I will desperately try to find some way to actually get them to buy “Okay, this doesn’t mitigate this risk but it does mitigate the risk of something else”. A good example of this is a firm from Sweden I was working with, where they actually had an interesting experience back in the 1980s. In the 1980s, they were doing a transmission distribution line project in Ghana and what made it interesting was that they were doing this project and the project manager has identified as one of the key risks – there may be rebel attacks.
In the 1980s, Ghana was the Wild West, it was kind of a crazy place. And he said he said “This is a big concern for me, that our people might get attacked by rebels” and management said, “No, no, no, we’ve been assured by the government that this is under control”. Interestingly enough, what his strategy was to deal with that were helicopters. He thought if they had a small fleet of helicopters on site, that would mitigate that, that they can get out.
He suggested that the management they initially no. Then he pointed out the supply chain risks that they had, all of the illness risks that they have, all the other risks that they had trying to put the transmission distribution line project across Ghana. And they bought in and said “Yeah, you can have helicopters for that” and beautifully he was able to mitigate a larger risk he was really afraid, by virtue of finding a solution for something else.
How can we maintain consistency between action and reaction?
I think it is the function of, and the only way you are going to sell it to the senior management is to be able to sell the cost benefits associated with it. If you have not taken the time to actually figure out what are the costs and what are the benefits, both tangible and intangible, that’s where some of the lines get drawn.
We have seen it recently with the whole Takata airbag disaster, bag the largest automotive recall in the history, where they recalled 35 million vehicles by virtue of the fact that the airbag detonators were actually turning them into dangerous bombs with shrapnel.

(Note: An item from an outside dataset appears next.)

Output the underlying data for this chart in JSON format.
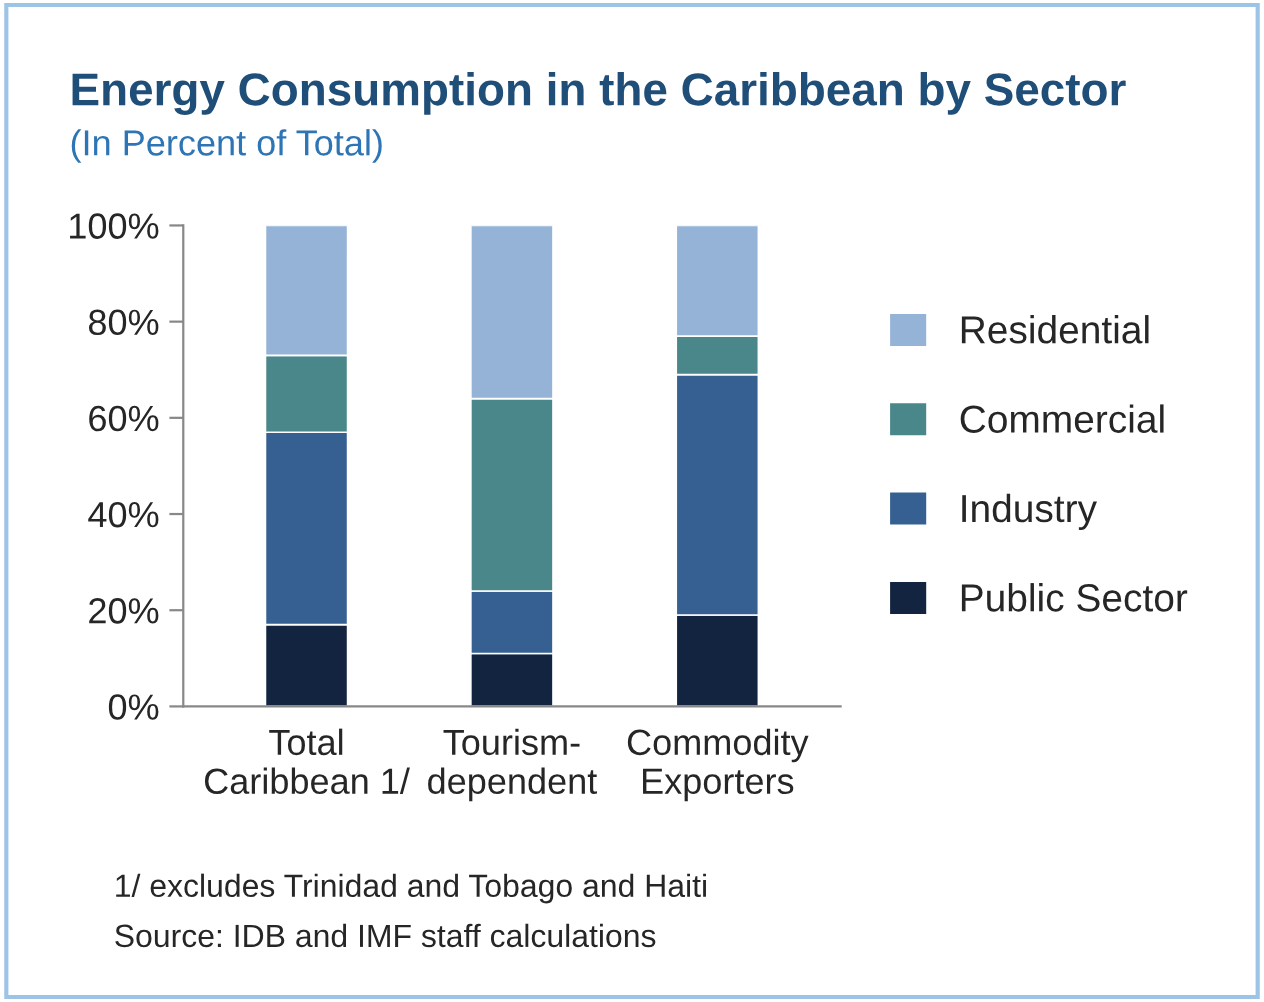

You need to have the model of consistency and you also need to know where the lines are drawn. The risk is a lot like quality in that regard, it’s the costs of conformance vs. the costs of non-conformance and we need to be able to sell the notion that if we don’t have a risk plan if we don’t have a risk strategy, we don’t implement mitigation ahead of time, here are the implications if we have to deal with the real risk.
If it’s done well and done long enough over time, it becomes not just the strategy for a problem, it becomes inculcated into the organization’s natural day-to-day practices. Just a project example of this. The Japanese get credit for something that they created that I didn’t even know that they had created it. It is a lifesaver on a lot of roads. They are responsible for creating the rumble strip, a little strip on the side of some highways that actually give you that alert when you are tired and make sounds.
Originally, the rumble strips were only for the high-risk roads and high-risk environments and now they are the norm rather than the exception. And it’s that risk mitigation strategy that worked so brilliantly that everybody was like “We should just do this” and that’s when you’ve really arrived as a risk manager.